Columnist Nicola Miller remembers working at the Holloway makeup factory in Lavenham
Browsing online, I came across an image that sped me back in time faster than a car equipped with a flux capacitor.
There, in all its eighties, candy-coloured glory was the St Michael’s Cosmetics Eyeshadow Paintbox, and its manufacturer was a local company, E R Holloway Ltd of Lavenham.
Opening in the mid-fifties, Holloway made affordable makeup and toiletry ranges for various High Street stores; Evette, Baby Doll, and Tu for Woolworths and Marks and Spencers’ St Michael’s brand were two of their most significant accounts.
After years of post-war deprivation, Evette was launched nationwide. Then, as the youth market exploded into life, Holloway conducted market research among teenage girls that suggested they saw Evette as a bit old and stuffy, which led to the development of the Baby Doll range in 1967, followed by Tu in the seventies. I remember buying Evette cosmetics, though. I used to save up my lunch money. This would be around 1978-79.
Like many of my friends, meeting up at the Woolies makeup and record counters was a large part of my social life. My first product ever was a baby blue eyeshadow and a black kajal pencil which I used to line and define my eyes in the manner of Cleopatra. I had to apply my makeup at the local ‘Rec’ and remember to remove it on my way home. One day, it slipped my mind. I won’t forget the horror on my parents’ faces when I walked in the door, and my face won’t forget the slap it received.
Later on, along with a lot of my friends, I went to work at E R Holloway during the summer holidays.

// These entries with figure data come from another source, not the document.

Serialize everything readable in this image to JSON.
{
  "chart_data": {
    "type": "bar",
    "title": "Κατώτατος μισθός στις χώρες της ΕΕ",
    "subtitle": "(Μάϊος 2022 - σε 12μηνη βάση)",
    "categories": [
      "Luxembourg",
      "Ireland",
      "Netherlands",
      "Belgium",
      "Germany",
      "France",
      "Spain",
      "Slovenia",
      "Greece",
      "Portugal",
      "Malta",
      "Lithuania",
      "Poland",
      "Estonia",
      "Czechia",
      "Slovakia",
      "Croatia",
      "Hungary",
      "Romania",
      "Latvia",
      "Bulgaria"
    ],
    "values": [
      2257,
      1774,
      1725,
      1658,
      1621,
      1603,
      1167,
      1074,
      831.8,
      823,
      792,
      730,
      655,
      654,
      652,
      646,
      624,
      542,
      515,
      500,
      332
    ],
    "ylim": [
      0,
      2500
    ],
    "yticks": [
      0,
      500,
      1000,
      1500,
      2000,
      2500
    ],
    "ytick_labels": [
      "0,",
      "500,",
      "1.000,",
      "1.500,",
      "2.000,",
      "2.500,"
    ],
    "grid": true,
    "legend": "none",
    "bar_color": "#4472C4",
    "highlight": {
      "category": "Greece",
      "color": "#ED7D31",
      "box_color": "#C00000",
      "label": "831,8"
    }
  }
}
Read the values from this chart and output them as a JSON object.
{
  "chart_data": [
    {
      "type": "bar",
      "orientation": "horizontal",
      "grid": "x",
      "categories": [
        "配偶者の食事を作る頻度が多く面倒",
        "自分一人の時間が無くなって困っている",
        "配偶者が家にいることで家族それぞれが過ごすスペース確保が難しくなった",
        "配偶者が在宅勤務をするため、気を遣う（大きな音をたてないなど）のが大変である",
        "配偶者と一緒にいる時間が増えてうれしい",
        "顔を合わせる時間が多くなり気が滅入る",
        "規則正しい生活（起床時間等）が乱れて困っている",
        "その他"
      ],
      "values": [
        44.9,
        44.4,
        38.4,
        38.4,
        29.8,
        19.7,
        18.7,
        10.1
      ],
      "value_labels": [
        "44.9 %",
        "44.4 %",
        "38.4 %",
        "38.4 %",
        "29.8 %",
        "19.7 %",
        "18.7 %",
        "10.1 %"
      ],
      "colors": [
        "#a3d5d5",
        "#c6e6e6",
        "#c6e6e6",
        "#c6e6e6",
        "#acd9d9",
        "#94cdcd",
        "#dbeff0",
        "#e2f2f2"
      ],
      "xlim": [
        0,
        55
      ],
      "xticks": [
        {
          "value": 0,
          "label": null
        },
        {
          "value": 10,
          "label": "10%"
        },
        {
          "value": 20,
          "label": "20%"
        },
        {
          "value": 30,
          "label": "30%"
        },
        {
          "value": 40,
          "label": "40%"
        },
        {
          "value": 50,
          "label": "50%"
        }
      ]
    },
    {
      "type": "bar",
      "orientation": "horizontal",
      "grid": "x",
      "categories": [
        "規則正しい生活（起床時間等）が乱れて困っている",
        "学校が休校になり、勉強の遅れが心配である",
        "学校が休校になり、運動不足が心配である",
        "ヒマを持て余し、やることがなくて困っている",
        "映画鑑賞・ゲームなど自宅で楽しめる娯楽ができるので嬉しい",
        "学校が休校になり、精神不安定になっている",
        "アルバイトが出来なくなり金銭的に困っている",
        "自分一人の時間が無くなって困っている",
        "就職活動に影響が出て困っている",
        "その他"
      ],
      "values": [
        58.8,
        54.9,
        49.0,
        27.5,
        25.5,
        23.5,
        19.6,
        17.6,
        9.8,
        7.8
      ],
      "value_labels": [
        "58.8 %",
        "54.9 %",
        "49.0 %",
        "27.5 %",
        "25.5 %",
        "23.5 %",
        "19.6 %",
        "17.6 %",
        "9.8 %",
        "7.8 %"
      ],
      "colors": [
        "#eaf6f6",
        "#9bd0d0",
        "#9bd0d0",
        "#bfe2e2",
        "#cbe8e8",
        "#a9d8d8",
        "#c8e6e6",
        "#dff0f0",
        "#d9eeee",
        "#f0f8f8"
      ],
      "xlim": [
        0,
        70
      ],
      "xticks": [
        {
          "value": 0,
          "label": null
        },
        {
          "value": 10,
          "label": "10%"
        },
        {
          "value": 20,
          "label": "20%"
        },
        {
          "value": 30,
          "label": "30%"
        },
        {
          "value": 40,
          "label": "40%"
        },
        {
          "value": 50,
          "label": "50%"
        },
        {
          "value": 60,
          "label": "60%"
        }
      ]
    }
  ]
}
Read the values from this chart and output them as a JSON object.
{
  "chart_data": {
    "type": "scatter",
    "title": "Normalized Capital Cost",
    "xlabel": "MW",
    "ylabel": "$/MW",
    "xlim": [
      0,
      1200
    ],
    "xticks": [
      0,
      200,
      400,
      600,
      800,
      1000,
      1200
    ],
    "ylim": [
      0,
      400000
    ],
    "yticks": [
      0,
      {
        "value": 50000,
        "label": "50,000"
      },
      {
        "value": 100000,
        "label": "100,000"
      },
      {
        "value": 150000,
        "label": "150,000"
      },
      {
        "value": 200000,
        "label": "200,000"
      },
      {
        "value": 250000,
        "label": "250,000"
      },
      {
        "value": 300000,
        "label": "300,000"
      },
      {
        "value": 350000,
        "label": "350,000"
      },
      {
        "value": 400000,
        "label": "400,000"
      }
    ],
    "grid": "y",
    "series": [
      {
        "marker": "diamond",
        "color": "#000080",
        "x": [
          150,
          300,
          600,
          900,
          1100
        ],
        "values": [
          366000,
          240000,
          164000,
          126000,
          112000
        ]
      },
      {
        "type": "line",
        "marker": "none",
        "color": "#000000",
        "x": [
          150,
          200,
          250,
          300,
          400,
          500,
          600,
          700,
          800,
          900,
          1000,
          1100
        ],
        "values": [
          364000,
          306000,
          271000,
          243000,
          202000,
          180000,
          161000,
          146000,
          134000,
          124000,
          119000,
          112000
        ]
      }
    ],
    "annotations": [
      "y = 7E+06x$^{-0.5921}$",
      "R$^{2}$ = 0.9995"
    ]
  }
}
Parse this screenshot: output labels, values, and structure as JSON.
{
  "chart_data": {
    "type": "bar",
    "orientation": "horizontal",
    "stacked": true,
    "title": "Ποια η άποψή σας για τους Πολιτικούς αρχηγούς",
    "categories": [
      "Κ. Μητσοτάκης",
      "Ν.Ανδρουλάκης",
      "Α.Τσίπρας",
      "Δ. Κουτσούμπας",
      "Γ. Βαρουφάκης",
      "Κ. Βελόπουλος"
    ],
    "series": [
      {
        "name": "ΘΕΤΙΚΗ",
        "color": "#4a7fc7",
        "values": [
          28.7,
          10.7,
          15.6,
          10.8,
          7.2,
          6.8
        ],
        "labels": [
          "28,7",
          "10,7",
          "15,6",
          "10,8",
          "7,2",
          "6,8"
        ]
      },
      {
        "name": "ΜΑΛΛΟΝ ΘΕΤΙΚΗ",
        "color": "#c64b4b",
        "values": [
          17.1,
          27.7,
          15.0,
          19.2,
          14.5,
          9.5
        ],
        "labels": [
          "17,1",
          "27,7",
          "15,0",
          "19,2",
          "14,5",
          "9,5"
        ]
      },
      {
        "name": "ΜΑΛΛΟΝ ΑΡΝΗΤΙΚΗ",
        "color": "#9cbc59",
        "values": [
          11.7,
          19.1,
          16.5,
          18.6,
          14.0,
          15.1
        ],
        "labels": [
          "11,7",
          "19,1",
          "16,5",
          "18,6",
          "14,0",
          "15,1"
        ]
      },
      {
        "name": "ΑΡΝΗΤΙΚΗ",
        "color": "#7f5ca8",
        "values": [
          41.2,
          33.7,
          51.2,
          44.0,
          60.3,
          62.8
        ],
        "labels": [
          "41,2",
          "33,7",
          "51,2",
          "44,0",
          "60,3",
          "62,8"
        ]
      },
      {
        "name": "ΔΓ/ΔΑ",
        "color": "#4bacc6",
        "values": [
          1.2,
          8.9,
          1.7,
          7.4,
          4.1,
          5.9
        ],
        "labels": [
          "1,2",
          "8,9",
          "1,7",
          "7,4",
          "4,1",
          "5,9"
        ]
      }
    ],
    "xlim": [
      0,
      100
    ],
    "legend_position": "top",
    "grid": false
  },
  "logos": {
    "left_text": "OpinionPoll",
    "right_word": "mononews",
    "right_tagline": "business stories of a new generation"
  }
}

Not many of us had access to cars back then, so the company sent around an old bus to take back and forth. It would trundle around Melford, Acton and Waldingfield, semi-poisoning us all with fumes leaking into the vehicle’s body (I always wondered why so many of us slept most of the way!) before arriving at the factory. I guess this service was part of why we were paid a pittance, and the resentment this fuelled led to quite a bit of petty thieving until the novelty of makeup wore off. There are photos of that St Michael’s eyeshadow palette on Pinterest, along with the Evette ‘Lucky Clovers’ eyeshadow compact, which I remember buying before I worked for the company. Mine was graced with a particularly fetching shade of heather purple, which made me look like I’d been punched in the eye by the local punks (and no, Toni, I haven’t forgiven you for bullying me, seeing as you never bothered to apologise).
I started in Goods In, where I caused chaos for two weeks before being moved to Quality Control and told to shadow the woman who worked there to get the hang of it. She was not thrilled. I got a white coat which annoyed a lot of workers who (rightly) didn’t feel I should be rewarded for my incompetence with what seemed like promotion, and developed an eagle eye for nail marks in eye shadows that had been pressed into their trays by hand. It was incredibly labour-intensive.
Working there was a slightly dangerous teenage right of passage as Health and Safety regulations were pretty non-existent, which I discovered after being expected to use a boxcutter in the manner of a champion knife fighter. I was in awe of the older women and their swift hands, snappy repartee and camaraderie. They smoked by large aluminium tanks of acetone and liquid bubble bath, sitting on the ground in the summer as they tried to tan in the 10-minute break granted to us. Somewhere online, there are photos. Cigarettes were cheap enough to bum but eventually, I started to buy my own, which gave me an in with the more hard-bitten employees. I remain amazed we smokers didn’t blow the entire village to smithereens with our discarded matches and cigarettes.
To this day, whenever I drive past the old factory site off Frogs Hall Road, I remember the scent of hot lipstick wax and the factory’s ever-present miasma of talcum powder, cheap perfume and hot dust. Working there was a definite rite of passage but I am glad my own children were spared the experience.